Une légende du Moyen Age raconte qu’un riche bourgeois fut arrêté par son seigneur et enfermé dans le donjon du château. Il fut conduit au bas d’un escalier très profond par un geôlier à l’air féroce, portant une énorme clef. La porte d’un cachot s’ouvrit, il fut poussé en avant, puis la porte se referma à grand fracas sur lui. Il demeura 20 ans dans ce cahot. Chaque jour, le geôlier ouvrait la porte avec un bruit sinistre, posait au sol un pichet d’eau, une miche de pain, puis refermait la porte avec le même bruit. Au bout de 20 ans, le prisonnier se résolut à ne plus endurer son martyre. Il désirait mourir, mais ne voulait pas se suicider. Il prit donc la décision d’attaquer le gardien à sa prochaine visite.

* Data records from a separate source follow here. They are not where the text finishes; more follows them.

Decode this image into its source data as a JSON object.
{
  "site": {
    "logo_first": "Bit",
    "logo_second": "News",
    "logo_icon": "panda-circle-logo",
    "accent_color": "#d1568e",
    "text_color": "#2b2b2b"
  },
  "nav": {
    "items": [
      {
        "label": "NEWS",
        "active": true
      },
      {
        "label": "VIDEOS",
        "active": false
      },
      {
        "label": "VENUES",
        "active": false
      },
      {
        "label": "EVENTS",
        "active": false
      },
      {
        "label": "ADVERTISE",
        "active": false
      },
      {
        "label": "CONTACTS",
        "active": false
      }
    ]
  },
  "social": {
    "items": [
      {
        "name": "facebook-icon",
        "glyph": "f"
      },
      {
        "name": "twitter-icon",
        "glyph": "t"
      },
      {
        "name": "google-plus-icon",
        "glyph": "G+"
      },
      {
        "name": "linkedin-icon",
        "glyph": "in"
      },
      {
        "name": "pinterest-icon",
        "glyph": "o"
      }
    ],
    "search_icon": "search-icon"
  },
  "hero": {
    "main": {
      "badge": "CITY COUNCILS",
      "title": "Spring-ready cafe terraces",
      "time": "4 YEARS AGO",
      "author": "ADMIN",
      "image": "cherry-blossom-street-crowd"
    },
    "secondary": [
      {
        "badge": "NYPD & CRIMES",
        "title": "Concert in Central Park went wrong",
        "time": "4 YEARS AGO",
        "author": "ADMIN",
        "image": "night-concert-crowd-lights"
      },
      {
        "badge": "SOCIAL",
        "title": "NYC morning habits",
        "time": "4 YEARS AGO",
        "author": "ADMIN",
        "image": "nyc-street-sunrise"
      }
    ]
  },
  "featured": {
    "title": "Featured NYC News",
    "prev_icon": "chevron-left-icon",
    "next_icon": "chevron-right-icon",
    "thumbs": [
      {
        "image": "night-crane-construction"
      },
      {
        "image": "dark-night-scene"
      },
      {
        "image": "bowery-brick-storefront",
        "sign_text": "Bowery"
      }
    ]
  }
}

Celui-ci pensait-il, le tuerait pour se défendre et sa misère prendrait fin. Il se dit qu’il devait examiner la porte, soigneusement, afin d’être prêt le lendemain. Il s’en approcha, saisit la poignée et la tourna. A sa stupéfaction, la porte s’ouvrit. Il s’aperçut qu’elle ne possédait point de serrure et que, par conséquent, il n’avait été enfermé pendant 20 ans que parce qu’il avait cru l’être. Il marcha à tâtons dans le couloir et monta l’escalier. Au somment deux soldats qui bavardaient ne firent aucune tentative pour l’arrêter. Il traversa la cour d’honneur sans éveiller l’attention. Des sentinelles armées se tenaient sur le pont-levis, près de la grande grille, elles non plus ne firent pas attention à lui. Il sortit, il était libre.
Il rentra chez lui sans encombre et vécut heureux. Il aurait pu ouvrir la porte du cachot à n’importe quel moment s’il avait su, mais il ne savait pas. Il n’était captif, ni de la pierre, ni du fer, mais de ses présupposés et d’une croyance. Il n’était prisonnier que de son esprit.